- Dogecoin price drives a slow, yet steady recovery amid the formation of rising channel patterns.
- The open interest tied to DOGE records a 61% decline in the last three weeks, suggesting a significant decline in the speculative force.
- Market analyst highlights that crypto whales offloaded over 500 million DOGE tokens in the past week, projecting selling pressure from large investors.
DOGE, the largest meme cryptocurrency by market cap, is down 2.31% during Monday’s U.S. market hours to its current trade at $0.2. While the downswing follows a slowdown in broader market recovery, the selling pressure on the Dogecoin price accelerates amid whale selling and dampened speculation. Will this coin witness a prolonged price correction?

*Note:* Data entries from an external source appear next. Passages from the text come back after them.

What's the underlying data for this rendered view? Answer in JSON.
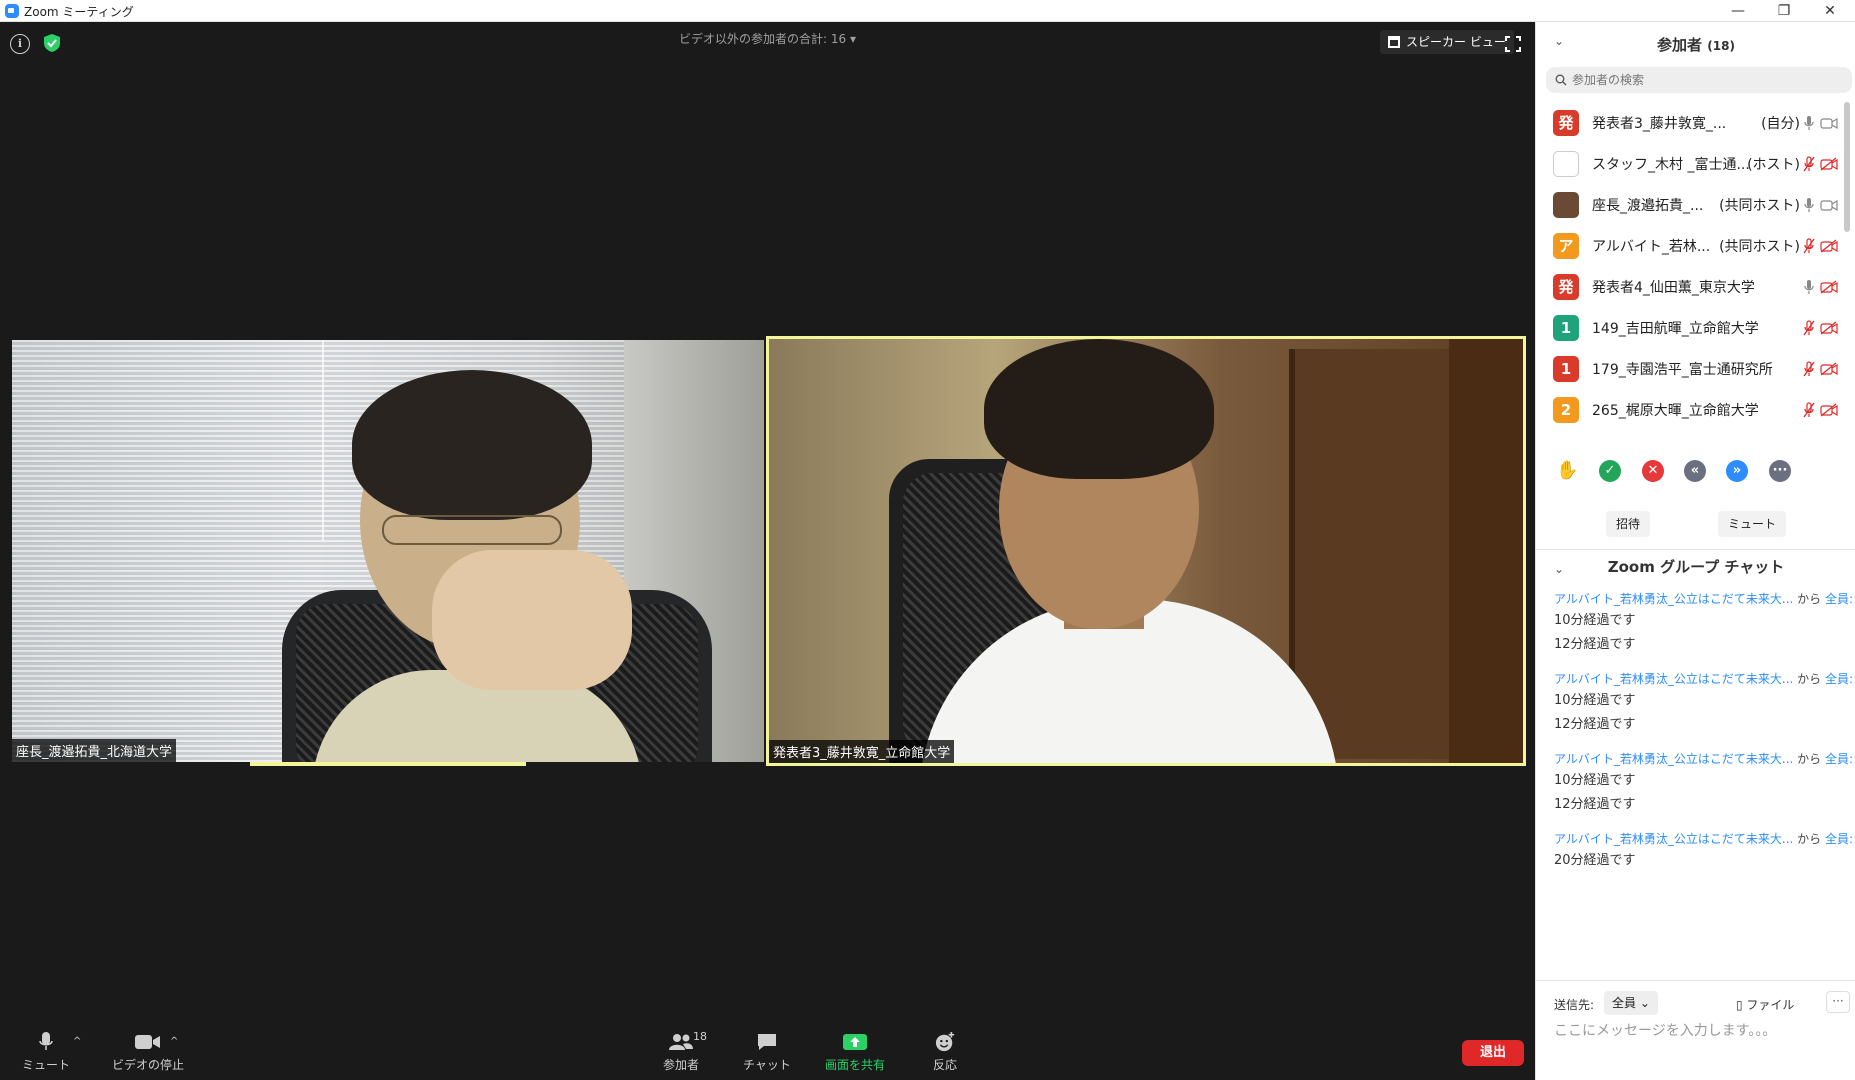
{
  "window": {
    "title": "Zoom ミーティング",
    "controls": [
      "—",
      "❐",
      "✕"
    ]
  },
  "meeting": {
    "viewer_count": "ビデオ以外の参加者の合計: 16 ▾",
    "speaker_view": "スピーカー ビュー",
    "tiles": [
      {
        "name": "座長_渡邉拓貴_北海道大学"
      },
      {
        "name": "発表者3_藤井敦寛_立命館大学"
      }
    ]
  },
  "toolbar": {
    "mute": "ミュート",
    "stop_video": "ビデオの停止",
    "participants": "参加者",
    "participants_count": "18",
    "chat": "チャット",
    "share_screen": "画面を共有",
    "reactions": "反応",
    "leave": "退出",
    "share_color": "#2bd067",
    "leave_color": "#e02828"
  },
  "panel": {
    "participants_title": "参加者",
    "participants_count": "(18)",
    "search_placeholder": "参加者の検索",
    "participants": [
      {
        "avatar": "発",
        "avatar_color": "#d93b2b",
        "name": "発表者3_藤井敦寛_...",
        "role": "(自分)",
        "mic": "on",
        "video": "on"
      },
      {
        "avatar": "",
        "avatar_color": "#ffffff",
        "name": "スタッフ_木村 _富士通...",
        "role": "(ホスト)",
        "mic": "muted",
        "video": "off"
      },
      {
        "avatar": "",
        "avatar_color": "#6b4a35",
        "name": "座長_渡邉拓貴_...",
        "role": "(共同ホスト)",
        "mic": "on",
        "video": "on"
      },
      {
        "avatar": "ア",
        "avatar_color": "#f39a1e",
        "name": "アルバイト_若林...",
        "role": "(共同ホスト)",
        "mic": "muted",
        "video": "off"
      },
      {
        "avatar": "発",
        "avatar_color": "#d93b2b",
        "name": "発表者4_仙田薫_東京大学",
        "role": "",
        "mic": "on",
        "video": "off"
      },
      {
        "avatar": "1",
        "avatar_color": "#1fa37a",
        "name": "149_吉田航暉_立命館大学",
        "role": "",
        "mic": "muted",
        "video": "off"
      },
      {
        "avatar": "1",
        "avatar_color": "#d93b2b",
        "name": "179_寺園浩平_富士通研究所",
        "role": "",
        "mic": "muted",
        "video": "off"
      },
      {
        "avatar": "2",
        "avatar_color": "#f39a1e",
        "name": "265_梶原大暉_立命館大学",
        "role": "",
        "mic": "muted",
        "video": "off"
      }
    ],
    "reactions": [
      {
        "name": "raise-hand",
        "symbol": "✋",
        "color": "#2d8cff"
      },
      {
        "name": "yes",
        "symbol": "✓",
        "color": "#23a55a"
      },
      {
        "name": "no",
        "symbol": "✕",
        "color": "#e5393b"
      },
      {
        "name": "slower",
        "symbol": "«",
        "color": "#6b7080"
      },
      {
        "name": "faster",
        "symbol": "»",
        "color": "#2d8cff"
      },
      {
        "name": "more",
        "symbol": "···",
        "color": "#6b7080"
      }
    ],
    "invite": "招待",
    "mute_all": "ミュート",
    "chat_title": "Zoom グループ チャット",
    "messages": [
      {
        "from": "アルバイト_若林勇汰_公立はこだて未来大...",
        "to": "全員:",
        "lines": [
          "10分経過です",
          "12分経過です"
        ]
      },
      {
        "from": "アルバイト_若林勇汰_公立はこだて未来大...",
        "to": "全員:",
        "lines": [
          "10分経過です",
          "12分経過です"
        ]
      },
      {
        "from": "アルバイト_若林勇汰_公立はこだて未来大...",
        "to": "全員:",
        "lines": [
          "10分経過です",
          "12分経過です"
        ]
      },
      {
        "from": "アルバイト_若林勇汰_公立はこだて未来大...",
        "to": "全員:",
        "lines": [
          "20分経過です"
        ]
      }
    ],
    "from_word": "から",
    "send_to_label": "送信先:",
    "send_to_value": "全員",
    "file_label": "ファイル",
    "more_label": "···",
    "input_placeholder": "ここにメッセージを入力します。。。"
  }
}
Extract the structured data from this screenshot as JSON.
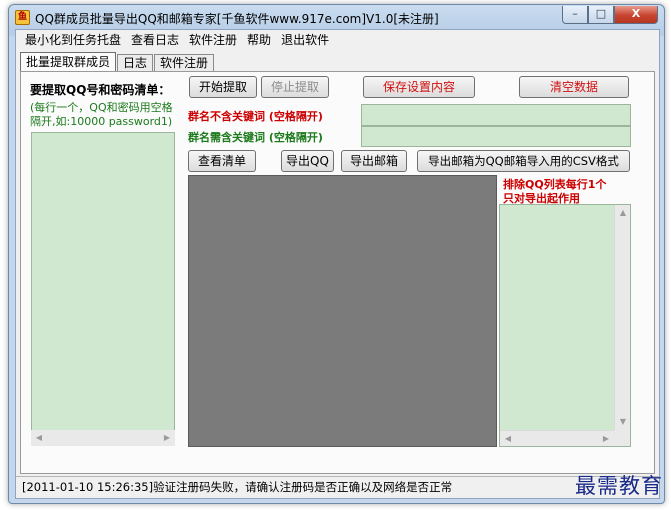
{
  "window": {
    "title": "QQ群成员批量导出QQ和邮箱专家[千鱼软件www.917e.com]V1.0[未注册]",
    "app_icon_text": "鱼",
    "controls": [
      "–",
      "□",
      "X"
    ]
  },
  "menu": [
    "最小化到任务托盘",
    "查看日志",
    "软件注册",
    "帮助",
    "退出软件"
  ],
  "tabs": [
    "批量提取群成员",
    "日志",
    "软件注册"
  ],
  "left": {
    "heading": "要提取QQ号和密码清单：",
    "hint_line1": "(每行一个，QQ和密码用空格",
    "hint_line2": "隔开,如:10000  password1)"
  },
  "buttons": {
    "start": "开始提取",
    "stop": "停止提取",
    "save_settings": "保存设置内容",
    "clear_data": "清空数据",
    "view_list": "查看清单",
    "export_qq": "导出QQ",
    "export_email": "导出邮箱",
    "export_csv": "导出邮箱为QQ邮箱导入用的CSV格式"
  },
  "keywords": {
    "exclude_label": "群名不含关键词 (空格隔开)",
    "include_label": "群名需含关键词 (空格隔开)"
  },
  "right": {
    "exclude_note_line1": "排除QQ列表每行1个",
    "exclude_note_line2": "只对导出起作用"
  },
  "status": {
    "message": "[2011-01-10 15:26:35]验证注册码失败，请确认注册码是否正确以及网络是否正常"
  },
  "watermark": "最需教育"
}
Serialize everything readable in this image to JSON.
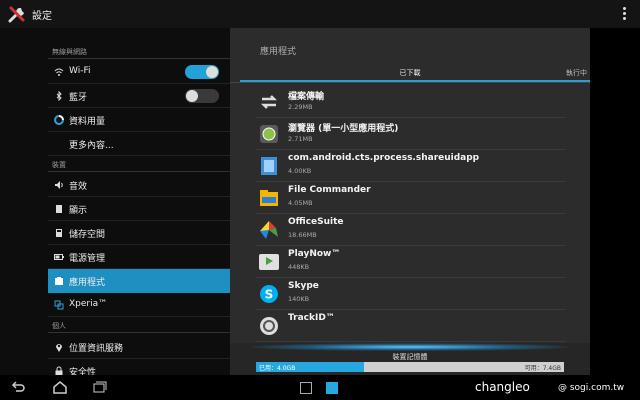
{
  "app": {
    "title": "設定"
  },
  "sidebar": {
    "wireless_header": "無線與網路",
    "device_header": "裝置",
    "personal_header": "個人",
    "items": [
      {
        "label": "Wi-Fi",
        "toggle": "on"
      },
      {
        "label": "藍牙",
        "toggle": "off"
      },
      {
        "label": "資料用量"
      },
      {
        "label": "更多內容..."
      },
      {
        "label": "音效"
      },
      {
        "label": "顯示"
      },
      {
        "label": "儲存空間"
      },
      {
        "label": "電源管理"
      },
      {
        "label": "應用程式",
        "selected": true
      },
      {
        "label": "Xperia™"
      },
      {
        "label": "位置資訊服務"
      },
      {
        "label": "安全性"
      }
    ]
  },
  "panel": {
    "title": "應用程式",
    "tabs": [
      "已下載",
      "執行中"
    ],
    "apps": [
      {
        "name": "檔案傳輸",
        "size": "2.29MB",
        "icon": "file-transfer-icon"
      },
      {
        "name": "瀏覽器 (單一小型應用程式)",
        "size": "2.71MB",
        "icon": "browser-icon"
      },
      {
        "name": "com.android.cts.process.shareuidapp",
        "size": "4.00KB",
        "icon": "android-app-icon"
      },
      {
        "name": "File Commander",
        "size": "4.05MB",
        "icon": "file-commander-icon"
      },
      {
        "name": "OfficeSuite",
        "size": "18.66MB",
        "icon": "officesuite-icon"
      },
      {
        "name": "PlayNow™",
        "size": "448KB",
        "icon": "playnow-icon"
      },
      {
        "name": "Skype",
        "size": "140KB",
        "icon": "skype-icon"
      },
      {
        "name": "TrackID™",
        "size": "",
        "icon": "trackid-icon"
      }
    ],
    "storage": {
      "label": "裝置記憶體",
      "used": "已用：4.0GB",
      "free": "可用：7.4GB",
      "used_fraction": 0.35
    }
  },
  "watermark": {
    "user": "changleo",
    "site": "@ sogi.com.tw"
  },
  "colors": {
    "accent": "#1f8ec1",
    "toggle_on": "#23a2d8"
  }
}
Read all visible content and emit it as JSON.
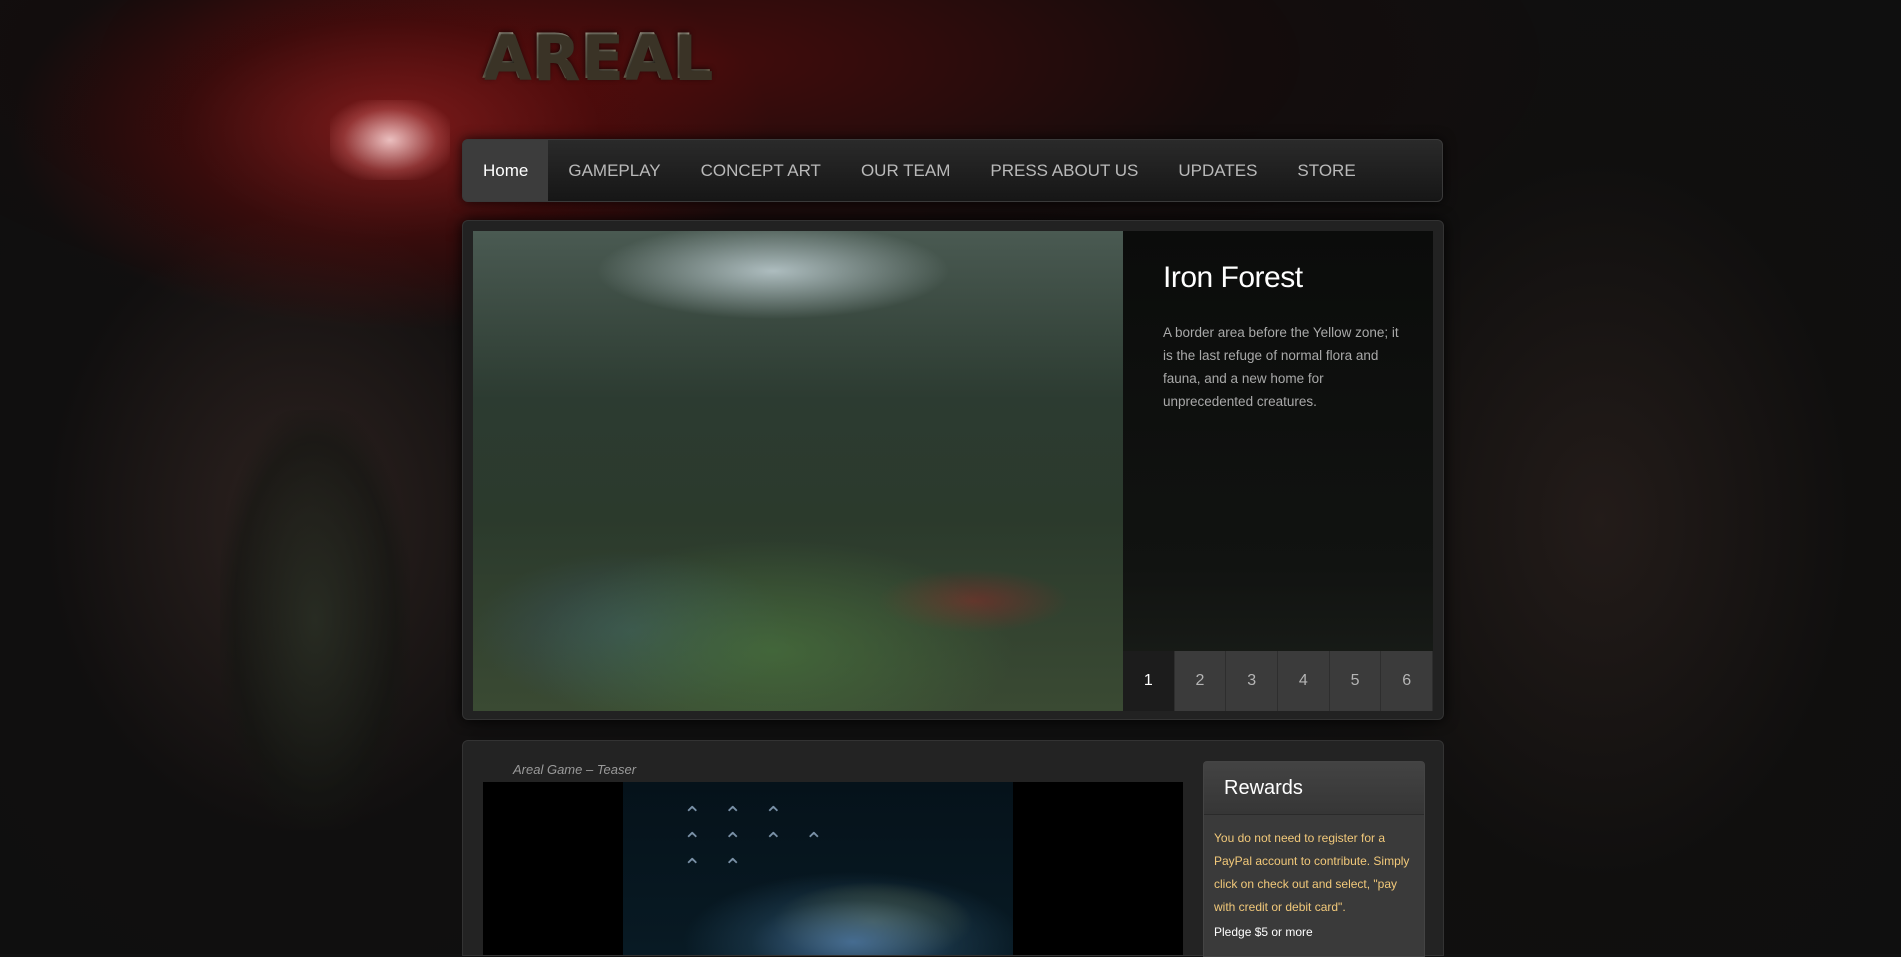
{
  "site": {
    "logo": "AREAL"
  },
  "nav": {
    "items": [
      {
        "label": "Home",
        "active": true
      },
      {
        "label": "GAMEPLAY"
      },
      {
        "label": "CONCEPT ART"
      },
      {
        "label": "OUR TEAM"
      },
      {
        "label": "PRESS ABOUT US"
      },
      {
        "label": "UPDATES"
      },
      {
        "label": "STORE"
      }
    ]
  },
  "slider": {
    "title": "Iron Forest",
    "description": "A border area before the Yellow zone; it is the last refuge of normal flora and fauna, and a new home for unprecedented creatures.",
    "pages": [
      "1",
      "2",
      "3",
      "4",
      "5",
      "6"
    ],
    "active_page": "1"
  },
  "video": {
    "title": "Areal Game – Teaser"
  },
  "rewards": {
    "heading": "Rewards",
    "note": "You do not need to register for a PayPal account to contribute. Simply click on check out and select, \"pay with credit or debit card\".",
    "pledge": "Pledge $5 or more"
  }
}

Whale Selling and OI Collapse Weigh on Dogecoin Price Stability
Following the historic crypto deleveraging event on October 10th, the Dogecoin price has been struggling to sustain above the $0.2 level. Over the past two weeks, the coin price has been wavering around the aforementioned psychological level, indicating a lack of initiation from buyers or sellers.
Along with price, market uncertainty is also reflected through open futures tied to DOGE. In the last three days, the DOGE future OI has dropped from $5.03 billion to $1.95 billion, accounting for a 61% fall. Such a big contraction in OI is often an indication of mass liquidation or position unwinding, or traders leaving the market out of volatility fatigue.
It highlights a larger trend of reducing participation in speculating for profit, suggesting that leveraged traders are growing more cautious in the face of uncertain sentiment.
Adding to the bearish tone, on-chain data shared by the market analyst Ali Martinez showed that Dogecoin whales have offloaded nearly 500 million DOGE tokens in the past week. This large-scale distribution by the high-value holders implies a lack of confidence on the part of key market participants and serves to add to the downside risk in the near term.
Together, the amalgamation of declining futures activity with heavy selling by whales creates a significant amount of selling pressure on the asset. Unless new demand arises or a reversal in market structure occurs, Dogecoin may keep oscillating below $0.20 and hold a risk of further correction.
Dogecoin Price Poised For Key Support Test
By press time, the Dogecoin price trades at $0.2 with an intraday loss of 2.62%. Consequently, the asset’s market cap plunged to $30.36 billion, while the 24-hour trading volume is at $1.97B. A 17.5% increase in trading volume while price declines indicates the seller’s conviction is strong for further decline.
In addition, the daily chart highlights a potential death crossover between the 50- and 200-day exponential moving averages. Historically, this crossover has raised bearish sentiment in the market and coincided with a notable price decline.
Thus, with sustained selling, the Dogecoin price could plunge another 17% before hitting a suitable support from the long-awaited ascending trendline at the $0.166 mark. From March 2025, the support trendline also participated in the formation of a rising channel pattern, currently driving a slow yet steady recovery trend in DOGE.
The recent history of this chart pattern has shown that a price retest to the lower trendline has often recuperated the bullish momentum and driven a sharp surge that nearly doubled the token value.
Thus, if the support holds, the DOGE buyers counterattack for a renewed recovery.

On the contrary, if the price breaks below the lower trend line with the daily candle closing, the selling pressure would escalate and drive an extended correction towards the $0.13 mark.